陈岸急了,问他:“那你说,我胳膊伤了,你心疼不心疼嘛。”

说这句话的时候是在床上,内裤都给人家扒了,身体也沉沉地压上去了,压得容斯言“嗯”的一声,修长的脊背展成一张漂亮的弓,白软的臀部陷进被子里去,全身泛起粉红色,整个人都是即将被占有的状态。

陈岸居然还能做出一副委屈的小媳妇姿态来,一声一声地泣血控诉,一定要他给自己一个满意的答复。

容斯言无语,微微侧过头,冷声道:“不做就滚下去。
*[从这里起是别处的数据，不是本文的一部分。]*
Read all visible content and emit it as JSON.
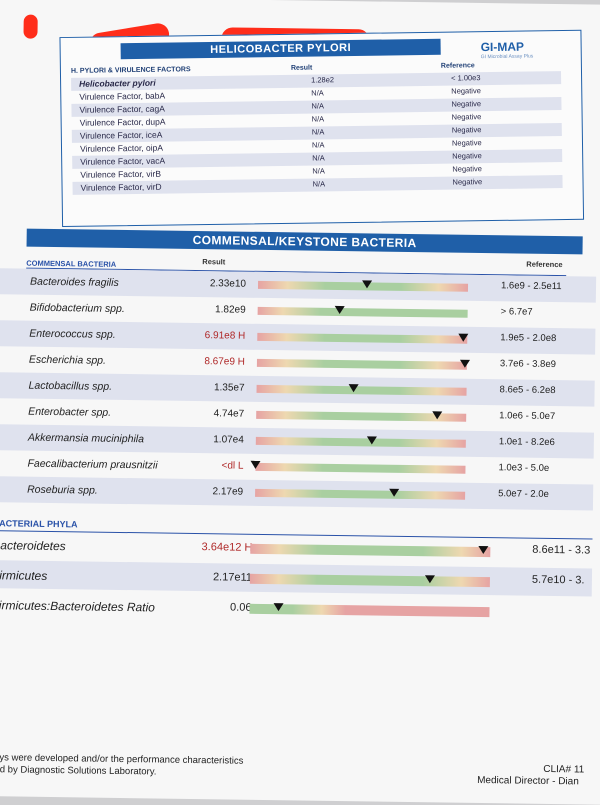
{
  "helicobacter": {
    "title": "HELICOBACTER PYLORI",
    "brand": "GI-MAP",
    "brand_sub": "GI Microbial Assay Plus",
    "col_name": "H. PYLORI & VIRULENCE FACTORS",
    "col_result": "Result",
    "col_reference": "Reference",
    "rows": [
      {
        "name": "Helicobacter pylori",
        "result": "1.28e2",
        "reference": "< 1.00e3"
      },
      {
        "name": "Virulence Factor, babA",
        "result": "N/A",
        "reference": "Negative"
      },
      {
        "name": "Virulence Factor, cagA",
        "result": "N/A",
        "reference": "Negative"
      },
      {
        "name": "Virulence Factor, dupA",
        "result": "N/A",
        "reference": "Negative"
      },
      {
        "name": "Virulence Factor, iceA",
        "result": "N/A",
        "reference": "Negative"
      },
      {
        "name": "Virulence Factor, oipA",
        "result": "N/A",
        "reference": "Negative"
      },
      {
        "name": "Virulence Factor, vacA",
        "result": "N/A",
        "reference": "Negative"
      },
      {
        "name": "Virulence Factor, virB",
        "result": "N/A",
        "reference": "Negative"
      },
      {
        "name": "Virulence Factor, virD",
        "result": "N/A",
        "reference": "Negative"
      }
    ]
  },
  "commensal": {
    "title": "COMMENSAL/KEYSTONE BACTERIA",
    "section": "COMMENSAL BACTERIA",
    "col_result": "Result",
    "col_reference": "Reference",
    "rows": [
      {
        "name": "Bacteroides fragilis",
        "result": "2.33e10",
        "reference": "1.6e9 - 2.5e11",
        "flag": "",
        "marker": 0.52
      },
      {
        "name": "Bifidobacterium spp.",
        "result": "1.82e9",
        "reference": "> 6.7e7",
        "flag": "",
        "marker": 0.39
      },
      {
        "name": "Enterococcus spp.",
        "result": "6.91e8 H",
        "reference": "1.9e5 - 2.0e8",
        "flag": "H",
        "marker": 0.98
      },
      {
        "name": "Escherichia spp.",
        "result": "8.67e9 H",
        "reference": "3.7e6 - 3.8e9",
        "flag": "H",
        "marker": 0.99
      },
      {
        "name": "Lactobacillus spp.",
        "result": "1.35e7",
        "reference": "8.6e5 - 6.2e8",
        "flag": "",
        "marker": 0.46
      },
      {
        "name": "Enterobacter spp.",
        "result": "4.74e7",
        "reference": "1.0e6 - 5.0e7",
        "flag": "",
        "marker": 0.86
      },
      {
        "name": "Akkermansia muciniphila",
        "result": "1.07e4",
        "reference": "1.0e1 - 8.2e6",
        "flag": "",
        "marker": 0.55
      },
      {
        "name": "Faecalibacterium prausnitzii",
        "result": "<dl L",
        "reference": "1.0e3 - 5.0e",
        "flag": "L",
        "marker": 0.0
      },
      {
        "name": "Roseburia spp.",
        "result": "2.17e9",
        "reference": "5.0e7 - 2.0e",
        "flag": "",
        "marker": 0.66
      }
    ]
  },
  "phyla": {
    "title": "BACTERIAL PHYLA",
    "rows": [
      {
        "name": "Bacteroidetes",
        "result": "3.64e12 H",
        "reference": "8.6e11 - 3.3",
        "flag": "H",
        "marker": 0.97
      },
      {
        "name": "Firmicutes",
        "result": "2.17e11",
        "reference": "5.7e10 - 3.",
        "flag": "",
        "marker": 0.75
      },
      {
        "name": "Firmicutes:Bacteroidetes Ratio",
        "result": "0.06",
        "reference": "",
        "flag": "",
        "marker": 0.12
      }
    ]
  },
  "footer": {
    "line1": "says were developed and/or the performance characteristics",
    "line2": "ned by Diagnostic Solutions Laboratory.",
    "clia": "CLIA# 11",
    "director": "Medical Director - Dian"
  }
}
”

做是自然要做的。

陈岸只好不情不愿地收了心思,把一腔哀怨都化作侵占的力道,一下一下地冲撞进去,好像只有这样才能让身下人知道自己的委屈。

有什么事情都闷在心里不说,有什么情绪也不爱表露出来,这就是容斯言。

与郁风晚八分相似,却还有二分区别的容斯言。

陈岸不甘心,总想从他那里得到点明显的关心和在意,于是不得不使出一些不光彩的小计俩来“逼一逼”他。

好像要看到他眼里的焦急和暴躁,才能心满意足。

于是换药时装痛,洗澡时假装撞了玻璃隔墙,喝汤时假装烫了舌头。